Mas a teoria da informação acabou por ter aplicações muito distantes dos sistemas de comunicações. Quando, no início dos anos 1950, James Watson e Francis Crick descobriram que a informação genética é transmitida através de um código de quatro dígitos – as bases de nucleotídeos designados A, C, G e T – os biólogos e geneticistas começaram a recorrer a teoria de Shannon para decifrar o segredos da vida. Os físicos, também, começaram a sentir que a matéria do universo não pode ser nada mais do que a manifestação física da informação, que as partículas mais fundamentais podem ser portadores e transmissores de mensagens. O bit, relatata Gleick, poderia muito bem vir a ser a unidade básica de existência. O universo inteiro pode ser nada mais do que “uma máquina de processamento de informação cósmica”.
Como uma celebração da engenhosidade humana, A informação é um livro profundamente esperançoso. Mas termina com uma nota ambivalente. A análise matemática da informação, Gleick aponta, implica no “sacrifício cruel” de significado, a mesma fonte que “dá a informação o seu valor e o seu propósito.” Para os mastigadores de números e criadores de código que desenham nossas redes mundiais de informação, a mensagem é irrelevante. Um bit é um bit que é um bit. Shannon observa secamente, que o significado é “irrelevante para o problema de engenharia.” E ouvimos um eco dessa idéia na sugestão de Eric Schmidt, de que séculos de cultura pode ser comprimido em alguns bilhões de gigabytes de dados.

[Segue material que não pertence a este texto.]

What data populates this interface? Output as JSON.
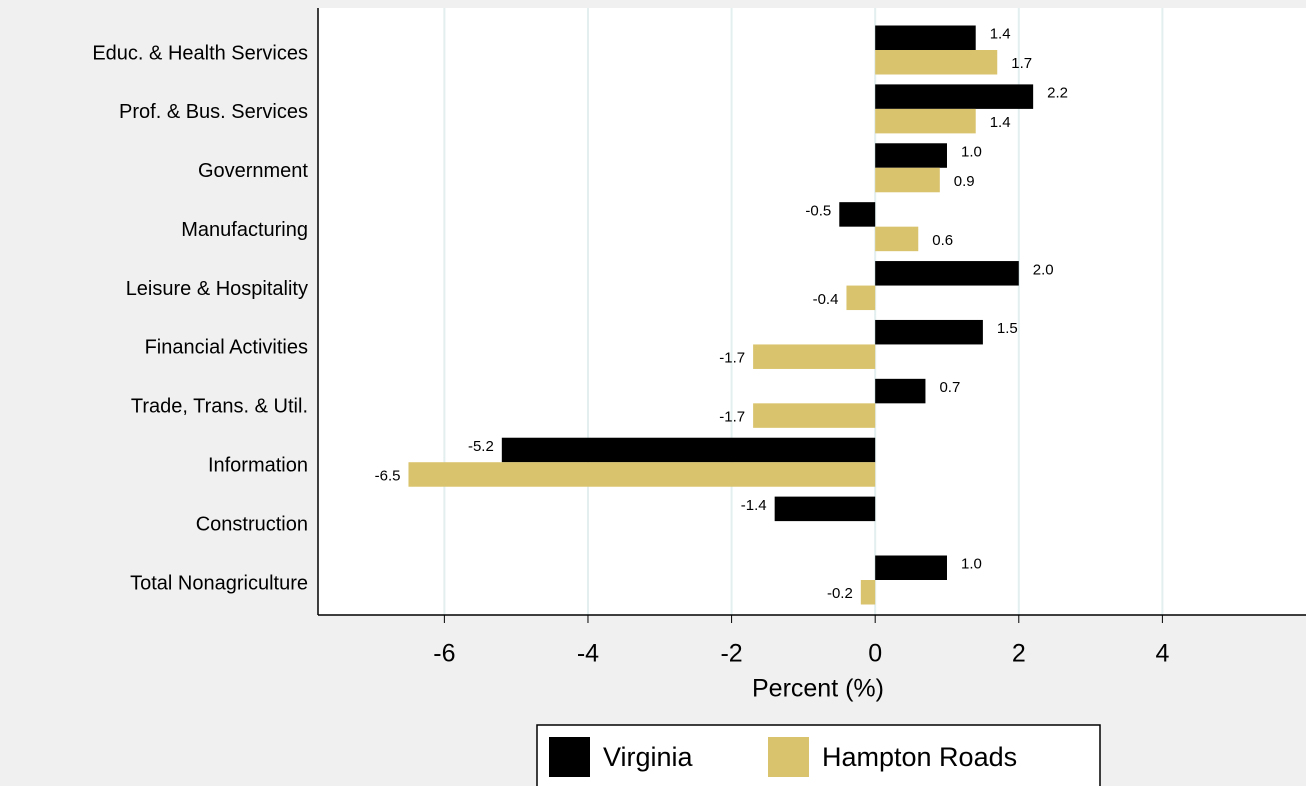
{
  "chart_data": {
    "type": "bar",
    "orientation": "horizontal",
    "xlabel": "Percent (%)",
    "categories": [
      "Educ. & Health Services",
      "Prof. & Bus. Services",
      "Government",
      "Manufacturing",
      "Leisure & Hospitality",
      "Financial Activities",
      "Trade, Trans. & Util.",
      "Information",
      "Construction",
      "Total Nonagriculture"
    ],
    "series": [
      {
        "name": "Virginia",
        "color": "#000000",
        "values": [
          1.4,
          2.2,
          1.0,
          -0.5,
          2.0,
          1.5,
          0.7,
          -5.2,
          -1.4,
          1.0
        ],
        "value_labels": [
          "1.4",
          "2.2",
          "1.0",
          "-0.5",
          "2.0",
          "1.5",
          "0.7",
          "-5.2",
          "-1.4",
          "1.0"
        ]
      },
      {
        "name": "Hampton Roads",
        "color": "#d9c36c",
        "values": [
          1.7,
          1.4,
          0.9,
          0.6,
          -0.4,
          -1.7,
          -1.7,
          -6.5,
          null,
          -0.2
        ],
        "value_labels": [
          "1.7",
          "1.4",
          "0.9",
          "0.6",
          "-0.4",
          "-1.7",
          "-1.7",
          "-6.5",
          null,
          "-0.2"
        ]
      }
    ],
    "xlim": [
      -7.76,
      6.0
    ],
    "xticks": [
      -6,
      -4,
      -2,
      0,
      2,
      4
    ],
    "grid": true,
    "legend": "bottom"
  }
}
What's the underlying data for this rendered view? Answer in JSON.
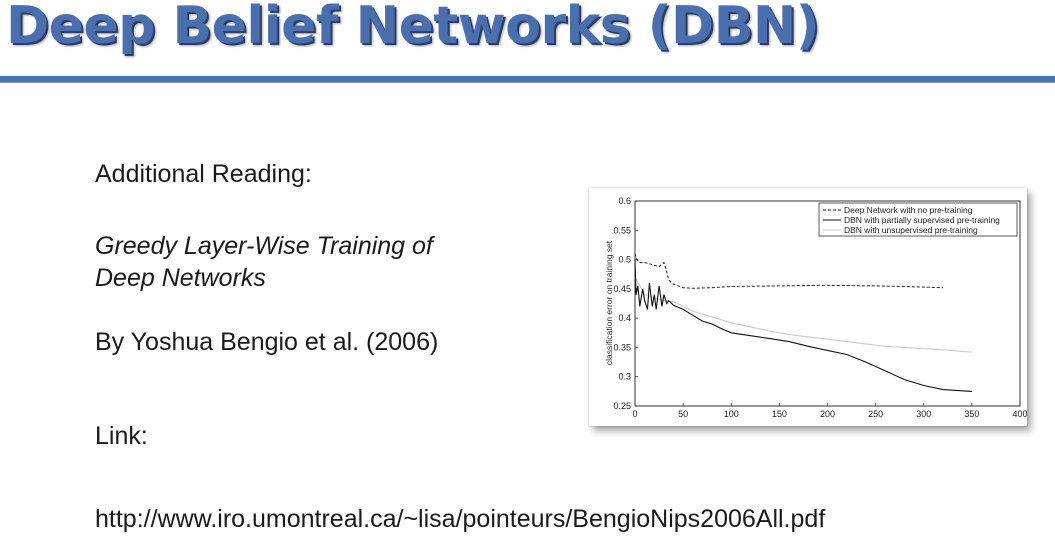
{
  "slide": {
    "title": "Deep Belief Networks (DBN)",
    "accent_color": "#4e70ad",
    "additional_reading_label": "Additional Reading:",
    "paper_title_line1": "Greedy Layer-Wise Training of",
    "paper_title_line2": "Deep Networks",
    "authors": "By Yoshua Bengio et al. (2006)",
    "link_label": "Link:",
    "link_url": "http://www.iro.umontreal.ca/~lisa/pointeurs/BengioNips2006All.pdf"
  },
  "chart_data": {
    "type": "line",
    "ylabel": "classification error on training set",
    "xlabel": "",
    "xlim": [
      0,
      400
    ],
    "ylim": [
      0.25,
      0.6
    ],
    "x_ticks": [
      "0",
      "50",
      "100",
      "150",
      "200",
      "250",
      "300",
      "350",
      "400"
    ],
    "y_ticks": [
      "0.25",
      "0.3",
      "0.35",
      "0.4",
      "0.45",
      "0.5",
      "0.55",
      "0.6"
    ],
    "legend_position": "top-right",
    "series": [
      {
        "name": "Deep Network with no pre-training",
        "style": "dashed",
        "color": "#222222",
        "x": [
          0,
          2,
          5,
          10,
          15,
          20,
          25,
          30,
          32,
          35,
          40,
          50,
          60,
          80,
          100,
          150,
          200,
          250,
          300,
          320
        ],
        "y": [
          0.51,
          0.5,
          0.495,
          0.495,
          0.493,
          0.49,
          0.488,
          0.495,
          0.485,
          0.465,
          0.458,
          0.452,
          0.451,
          0.452,
          0.454,
          0.455,
          0.456,
          0.455,
          0.453,
          0.452
        ]
      },
      {
        "name": "DBN with partially supervised pre-training",
        "style": "solid",
        "color": "#111111",
        "x": [
          0,
          1,
          3,
          5,
          8,
          10,
          13,
          15,
          18,
          20,
          22,
          25,
          28,
          30,
          33,
          35,
          40,
          50,
          60,
          70,
          80,
          90,
          100,
          120,
          140,
          160,
          180,
          200,
          220,
          240,
          260,
          280,
          300,
          320,
          340,
          350
        ],
        "y": [
          0.5,
          0.44,
          0.455,
          0.42,
          0.45,
          0.43,
          0.415,
          0.46,
          0.42,
          0.44,
          0.415,
          0.455,
          0.42,
          0.44,
          0.425,
          0.43,
          0.422,
          0.415,
          0.405,
          0.395,
          0.39,
          0.382,
          0.375,
          0.37,
          0.365,
          0.36,
          0.352,
          0.345,
          0.338,
          0.325,
          0.31,
          0.295,
          0.285,
          0.278,
          0.276,
          0.275
        ]
      },
      {
        "name": "DBN with unsupervised pre-training",
        "style": "solid",
        "color": "#c8c8c8",
        "x": [
          0,
          10,
          20,
          30,
          40,
          50,
          60,
          80,
          100,
          120,
          140,
          160,
          180,
          200,
          220,
          240,
          260,
          280,
          300,
          320,
          340,
          350
        ],
        "y": [
          0.47,
          0.44,
          0.435,
          0.43,
          0.428,
          0.42,
          0.412,
          0.402,
          0.392,
          0.385,
          0.378,
          0.372,
          0.368,
          0.364,
          0.36,
          0.356,
          0.352,
          0.35,
          0.348,
          0.346,
          0.343,
          0.342
        ]
      }
    ]
  }
}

Mesmo alguns dos contemporâneos de Shannon manifestaram temores de que suas teorias pode acabar deformando a nossa compreensão do conhecimento e da criatividade. O físico Heinz von Foerster preocupou-se que, na separação significado da mensagem, Shannon arriscou-se reduzindo a comunicação a uma série de “bips beep”. Informação, argumentou ele, só pode ser entendida como um produto da busca humana por significado, que não reside nos “bips”, mas na mente. O aviso de Von Foerster é mais importante do que nunca. O perigo de ter uma visão matemática da informação, com sua ênfase na maximização da velocidade de comunicação, é que ele nos encoraja a eficiência de valor sobre a expressividade, a quantidade em detrimento da qualidade. E o que os teóricos chamam de redundância de informação, sempre é bom lembrar, é também o que faz a poesia.
Nicholas Carr é autor mais recentemente de Shallows: O que a Internet está fazendo com nossos cérebros.